Decididamente, o basquetebol entrou numa nova era. E nesta fase era importante pensar nas repercussões causadas, seja em termos de patrocinadores, seja na valorização da modalidade. Os juízes devem ter a sua independência, mas, ao mesmo tempo, acautelar os prejuízos e as consequências. Caso contrário teriam tanto poder como nos tribunais: o juiz decide, está decidido..."

Ajuste de contas

"Fazia eu zapping fugindo de telenovelas e programas de futebol que alguns designam de desportivos, quando me aparece o presidente de um importante clube. A curiosidade matou o gato e fiquei a assistir durante um bocado. Um pouco mais de uma hora que é, para mim, extraordinário recorde. Santo Deus, como era possível?! Vi o que me pareceu um verdadeiro ajuste de contas em que se envolveram um dos participantes que julgo pertencer ao painel de residentes, mas que eu desconhecia por completo dado não ser seguidor destes debates (?) e o presidente. O primeiro vinha bem munido de documentos que serviriam de artilharia para o combate e o segundo, que antecipara o cenário da batalha, a dado momento contra-atacou com outros documentos. Não se pode ter expectativas de que aqui sejam tratadas as questões verdadeiramente relevantes do ponto de vista desportivo, mas a certa altura já nem dos fait-divers do futebol se falava. Eram aspectos das vidas pessoais que se arremessavam.
Sem qualquer simpatia clubista neste contexto, é-me, à partida, totalmente indiferente qual o clube que ganha o campeonato, ainda que no seu desenrolar possa ir simpatizando mais com uma equipa, quer por razões desportivas, quer porque algum amigo ou ex-aluno lhe esteja associado. Orgulho-me de pertencer a uma família de desportistas prestigiados que serviram verdadeiramente Portugal e que, em mais de cem anos, fundaram dois clubes agora clássicos em Lisboa e no País. Transmitiram-me valores que tento honrar. Ensinaram-me a distinguir desporto de fanatismo.

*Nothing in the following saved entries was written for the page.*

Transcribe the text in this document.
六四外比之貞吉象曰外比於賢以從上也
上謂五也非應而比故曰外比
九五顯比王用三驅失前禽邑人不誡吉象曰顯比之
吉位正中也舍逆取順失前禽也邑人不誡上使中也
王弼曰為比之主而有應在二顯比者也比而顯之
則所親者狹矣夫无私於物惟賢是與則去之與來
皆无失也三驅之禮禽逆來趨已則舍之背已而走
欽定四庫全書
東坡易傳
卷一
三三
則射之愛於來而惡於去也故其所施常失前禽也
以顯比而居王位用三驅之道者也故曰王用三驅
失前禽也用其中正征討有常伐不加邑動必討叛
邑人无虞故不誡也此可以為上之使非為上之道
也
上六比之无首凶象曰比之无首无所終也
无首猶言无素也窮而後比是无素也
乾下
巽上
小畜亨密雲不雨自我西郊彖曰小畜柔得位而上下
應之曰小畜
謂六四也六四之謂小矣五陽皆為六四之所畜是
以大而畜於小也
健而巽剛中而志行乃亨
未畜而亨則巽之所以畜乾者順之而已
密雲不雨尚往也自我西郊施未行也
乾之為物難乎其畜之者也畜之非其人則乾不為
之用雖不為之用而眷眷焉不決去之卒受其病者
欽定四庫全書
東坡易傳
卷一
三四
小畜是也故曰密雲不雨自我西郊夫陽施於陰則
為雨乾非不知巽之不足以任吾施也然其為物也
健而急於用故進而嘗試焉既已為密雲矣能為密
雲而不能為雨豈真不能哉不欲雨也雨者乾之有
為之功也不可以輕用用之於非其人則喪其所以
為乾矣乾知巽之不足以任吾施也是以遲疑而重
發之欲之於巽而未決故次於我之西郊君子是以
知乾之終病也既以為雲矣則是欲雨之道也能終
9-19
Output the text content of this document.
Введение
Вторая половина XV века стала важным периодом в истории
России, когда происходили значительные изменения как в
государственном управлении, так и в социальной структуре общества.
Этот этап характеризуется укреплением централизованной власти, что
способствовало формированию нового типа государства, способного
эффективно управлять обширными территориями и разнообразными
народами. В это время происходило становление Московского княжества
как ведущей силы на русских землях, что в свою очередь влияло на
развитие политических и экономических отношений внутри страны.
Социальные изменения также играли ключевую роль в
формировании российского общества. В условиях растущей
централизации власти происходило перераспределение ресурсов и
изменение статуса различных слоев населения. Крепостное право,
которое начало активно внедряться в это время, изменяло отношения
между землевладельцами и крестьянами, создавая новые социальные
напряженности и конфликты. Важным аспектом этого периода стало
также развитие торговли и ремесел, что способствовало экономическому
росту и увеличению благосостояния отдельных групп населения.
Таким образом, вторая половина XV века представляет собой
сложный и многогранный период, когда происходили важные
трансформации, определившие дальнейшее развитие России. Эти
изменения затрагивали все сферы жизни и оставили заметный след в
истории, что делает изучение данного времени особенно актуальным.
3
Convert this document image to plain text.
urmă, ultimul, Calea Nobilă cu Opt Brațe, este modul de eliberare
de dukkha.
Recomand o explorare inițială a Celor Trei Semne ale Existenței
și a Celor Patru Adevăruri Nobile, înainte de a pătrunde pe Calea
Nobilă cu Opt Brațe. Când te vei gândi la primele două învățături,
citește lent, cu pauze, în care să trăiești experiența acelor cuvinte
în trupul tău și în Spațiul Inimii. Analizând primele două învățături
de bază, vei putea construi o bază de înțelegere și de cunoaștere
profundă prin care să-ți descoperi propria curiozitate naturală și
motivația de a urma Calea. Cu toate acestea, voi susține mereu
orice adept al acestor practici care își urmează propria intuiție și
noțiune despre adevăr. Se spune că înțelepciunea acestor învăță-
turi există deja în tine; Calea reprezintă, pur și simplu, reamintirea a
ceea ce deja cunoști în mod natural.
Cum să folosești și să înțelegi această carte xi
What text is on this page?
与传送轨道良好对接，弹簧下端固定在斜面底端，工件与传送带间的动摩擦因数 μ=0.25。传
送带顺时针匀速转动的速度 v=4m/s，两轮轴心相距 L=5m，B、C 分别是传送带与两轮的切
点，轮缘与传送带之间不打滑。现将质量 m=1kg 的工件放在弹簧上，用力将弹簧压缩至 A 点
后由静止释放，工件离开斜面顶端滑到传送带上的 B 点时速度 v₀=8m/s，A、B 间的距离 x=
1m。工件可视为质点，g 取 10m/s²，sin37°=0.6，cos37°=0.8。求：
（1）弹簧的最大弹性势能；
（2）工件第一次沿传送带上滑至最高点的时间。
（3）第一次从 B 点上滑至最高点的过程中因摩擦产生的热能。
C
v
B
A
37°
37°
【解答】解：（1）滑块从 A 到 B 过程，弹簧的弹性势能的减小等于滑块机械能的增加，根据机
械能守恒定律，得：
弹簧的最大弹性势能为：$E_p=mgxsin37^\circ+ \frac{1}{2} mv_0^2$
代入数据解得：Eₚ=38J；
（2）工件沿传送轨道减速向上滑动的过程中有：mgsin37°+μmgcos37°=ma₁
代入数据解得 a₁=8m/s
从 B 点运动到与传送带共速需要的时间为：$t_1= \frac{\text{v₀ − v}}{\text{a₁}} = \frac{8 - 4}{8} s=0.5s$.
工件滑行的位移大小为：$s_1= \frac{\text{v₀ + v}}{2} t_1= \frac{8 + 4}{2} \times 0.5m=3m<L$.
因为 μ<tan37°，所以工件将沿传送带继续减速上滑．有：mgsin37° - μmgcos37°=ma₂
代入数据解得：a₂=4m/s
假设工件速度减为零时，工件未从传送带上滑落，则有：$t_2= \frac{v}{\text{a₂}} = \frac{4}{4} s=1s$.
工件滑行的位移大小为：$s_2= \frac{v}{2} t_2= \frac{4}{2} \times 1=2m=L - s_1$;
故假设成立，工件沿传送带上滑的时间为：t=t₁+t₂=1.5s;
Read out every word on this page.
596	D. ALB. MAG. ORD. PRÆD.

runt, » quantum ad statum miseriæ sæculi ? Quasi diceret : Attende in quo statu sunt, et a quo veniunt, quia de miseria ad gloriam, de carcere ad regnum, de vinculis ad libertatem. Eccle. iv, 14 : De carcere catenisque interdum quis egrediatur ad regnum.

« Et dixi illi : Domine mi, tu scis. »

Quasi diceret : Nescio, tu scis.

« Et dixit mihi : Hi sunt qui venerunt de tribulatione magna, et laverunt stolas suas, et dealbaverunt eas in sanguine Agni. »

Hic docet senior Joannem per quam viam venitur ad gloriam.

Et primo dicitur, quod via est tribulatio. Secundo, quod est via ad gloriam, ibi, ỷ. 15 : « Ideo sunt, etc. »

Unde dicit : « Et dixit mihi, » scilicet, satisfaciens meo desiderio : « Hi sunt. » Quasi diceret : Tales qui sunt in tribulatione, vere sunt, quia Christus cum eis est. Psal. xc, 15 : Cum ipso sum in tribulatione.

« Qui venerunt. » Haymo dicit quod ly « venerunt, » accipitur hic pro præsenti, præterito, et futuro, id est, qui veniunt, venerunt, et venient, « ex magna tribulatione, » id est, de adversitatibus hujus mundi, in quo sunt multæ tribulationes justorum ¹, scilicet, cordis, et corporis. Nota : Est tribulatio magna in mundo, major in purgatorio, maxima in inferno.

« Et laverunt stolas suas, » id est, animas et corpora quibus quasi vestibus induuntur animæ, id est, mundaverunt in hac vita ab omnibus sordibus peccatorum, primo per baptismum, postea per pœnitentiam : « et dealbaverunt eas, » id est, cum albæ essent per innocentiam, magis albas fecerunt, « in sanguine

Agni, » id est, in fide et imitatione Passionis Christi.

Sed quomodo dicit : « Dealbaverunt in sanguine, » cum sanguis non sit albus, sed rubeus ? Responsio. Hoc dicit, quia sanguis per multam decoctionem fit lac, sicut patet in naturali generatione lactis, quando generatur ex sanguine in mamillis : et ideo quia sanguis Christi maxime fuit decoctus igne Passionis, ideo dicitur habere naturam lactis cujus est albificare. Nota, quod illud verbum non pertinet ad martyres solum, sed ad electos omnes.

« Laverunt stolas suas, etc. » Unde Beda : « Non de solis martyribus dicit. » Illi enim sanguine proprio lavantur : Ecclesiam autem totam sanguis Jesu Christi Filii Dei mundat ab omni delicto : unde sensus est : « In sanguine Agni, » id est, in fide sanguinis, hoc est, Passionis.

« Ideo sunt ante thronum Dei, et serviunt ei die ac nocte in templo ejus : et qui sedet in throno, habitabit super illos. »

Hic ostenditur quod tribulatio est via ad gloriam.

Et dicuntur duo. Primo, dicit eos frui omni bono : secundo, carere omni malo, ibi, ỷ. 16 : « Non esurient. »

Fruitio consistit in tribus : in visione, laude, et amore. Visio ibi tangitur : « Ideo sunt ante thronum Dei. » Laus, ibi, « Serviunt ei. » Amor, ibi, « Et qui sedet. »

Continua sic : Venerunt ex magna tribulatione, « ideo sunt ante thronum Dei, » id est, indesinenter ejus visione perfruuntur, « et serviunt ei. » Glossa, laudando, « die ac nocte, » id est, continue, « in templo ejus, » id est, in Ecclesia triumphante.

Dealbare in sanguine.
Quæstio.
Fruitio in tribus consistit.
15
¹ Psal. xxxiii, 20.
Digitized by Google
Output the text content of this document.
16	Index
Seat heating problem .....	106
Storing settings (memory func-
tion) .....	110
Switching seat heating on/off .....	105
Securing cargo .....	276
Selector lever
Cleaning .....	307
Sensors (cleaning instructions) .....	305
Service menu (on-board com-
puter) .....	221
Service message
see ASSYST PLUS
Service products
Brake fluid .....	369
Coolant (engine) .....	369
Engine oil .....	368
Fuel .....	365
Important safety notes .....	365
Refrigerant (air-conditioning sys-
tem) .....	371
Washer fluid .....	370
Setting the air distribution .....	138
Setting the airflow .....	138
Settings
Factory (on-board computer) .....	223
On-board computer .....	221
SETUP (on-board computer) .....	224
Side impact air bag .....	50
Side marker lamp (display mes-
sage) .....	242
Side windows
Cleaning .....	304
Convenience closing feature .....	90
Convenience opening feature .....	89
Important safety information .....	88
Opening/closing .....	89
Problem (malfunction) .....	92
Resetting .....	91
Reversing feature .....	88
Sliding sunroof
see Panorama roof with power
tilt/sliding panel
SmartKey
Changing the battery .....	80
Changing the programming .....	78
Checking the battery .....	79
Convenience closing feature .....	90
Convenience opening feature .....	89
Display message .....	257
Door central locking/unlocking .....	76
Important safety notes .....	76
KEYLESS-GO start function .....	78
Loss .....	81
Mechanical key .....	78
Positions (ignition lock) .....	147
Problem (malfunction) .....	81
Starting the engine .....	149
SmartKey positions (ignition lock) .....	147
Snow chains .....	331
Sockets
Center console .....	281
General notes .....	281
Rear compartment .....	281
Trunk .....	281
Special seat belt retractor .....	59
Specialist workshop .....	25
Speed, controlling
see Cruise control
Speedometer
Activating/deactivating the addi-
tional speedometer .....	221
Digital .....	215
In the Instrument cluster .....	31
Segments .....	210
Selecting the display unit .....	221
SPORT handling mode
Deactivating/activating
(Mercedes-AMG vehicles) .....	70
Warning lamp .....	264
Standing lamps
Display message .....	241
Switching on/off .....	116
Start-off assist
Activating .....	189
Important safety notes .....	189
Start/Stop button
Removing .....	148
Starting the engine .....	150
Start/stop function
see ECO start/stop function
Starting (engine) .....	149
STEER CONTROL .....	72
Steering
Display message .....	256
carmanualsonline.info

Em vez de derramar lágrimas de crocodilo por vítimas de incidentes violentos em espectáculos desportivos, seria bom reflectir no modo como o tipo de confrontos facciosos em programas de adeptos nas televisões influenciam as atitudes do adepto comum, vulgarmente com menor nível cultural. Discussões baseadas em visões enviesadas pela paixão irracional exacerbam sentimentos no contexto desportivo e do país que são socialmente incendiários."